The program has given the church new visibility in their community.
“I’m becoming the food bank pastor,” Smals says with a smile. “I go into a store and I hear them say, ‘Hey, there goes my pastor.’ They never come to our church, but they claim us because we feed them.”
He estimates the congregation has gained 15 families because of the outreach and many more have been exposed to the church’s ministries.
“We’re not allowed the share the gospel before they get their food,” he stresses. “They don’t have to sit through a program, so we basically build relationships. When people want to get married or they’re having a baby, we know about it. We try to follow up on those things.”
Still, follow-up can be a challenge when the full-time staff numbers Smals and the pastor of youth and family ministries, Aaron Jones.
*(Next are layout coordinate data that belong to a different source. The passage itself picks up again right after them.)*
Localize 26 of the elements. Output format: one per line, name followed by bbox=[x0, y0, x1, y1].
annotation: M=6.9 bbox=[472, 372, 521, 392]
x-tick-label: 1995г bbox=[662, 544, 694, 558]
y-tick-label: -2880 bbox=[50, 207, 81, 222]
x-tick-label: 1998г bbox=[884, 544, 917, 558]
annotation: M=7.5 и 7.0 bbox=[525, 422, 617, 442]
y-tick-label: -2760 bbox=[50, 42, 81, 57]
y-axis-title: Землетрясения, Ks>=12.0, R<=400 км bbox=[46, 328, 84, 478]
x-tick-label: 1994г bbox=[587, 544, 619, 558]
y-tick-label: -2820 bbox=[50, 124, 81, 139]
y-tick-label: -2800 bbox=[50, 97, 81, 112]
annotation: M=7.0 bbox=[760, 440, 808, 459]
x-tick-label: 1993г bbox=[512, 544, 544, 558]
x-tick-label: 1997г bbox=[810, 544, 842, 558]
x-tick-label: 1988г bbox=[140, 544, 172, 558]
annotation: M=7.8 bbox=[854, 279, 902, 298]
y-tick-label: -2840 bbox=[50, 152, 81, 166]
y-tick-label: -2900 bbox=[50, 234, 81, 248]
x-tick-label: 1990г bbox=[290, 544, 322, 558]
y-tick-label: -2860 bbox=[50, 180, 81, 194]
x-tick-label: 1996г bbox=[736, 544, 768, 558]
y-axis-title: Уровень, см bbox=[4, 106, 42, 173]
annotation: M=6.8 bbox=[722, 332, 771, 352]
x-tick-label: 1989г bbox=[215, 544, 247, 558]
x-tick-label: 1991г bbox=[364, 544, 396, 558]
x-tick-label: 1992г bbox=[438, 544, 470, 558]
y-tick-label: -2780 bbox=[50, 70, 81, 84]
Founding pastor, Gene Witzky, now retired, also works part-time at the church.
“It’s difficult to follow up on all the contacts we have,” Smals admits. The food bank is only one of several Woodville Grace ministries that reach into the community. The church sponsors a preschool, which enrolls 30 students, hosts a support group for individuals with addictions, dubbed 4H for “healing hurts, hang-ups, and habits,” and maintains a regular ministry to the Community Alternative Center, a step-down jail that houses misdemeanor offenders.
“We’ll have 200 people on a Sunday in our church, but we’re actually ministering to more like 6- or 7- or 800 people because of the food pantry, preschool, and those other types of ministries.
Smals acknowledges that some have questioned involvement with the Foodbank because of the government support. “They’re going to give that food out one way or another,” he says. “It’s much better for us, as a church, to be the one distributing the food and being able to build relationships with people, who have eternal value,” he adds.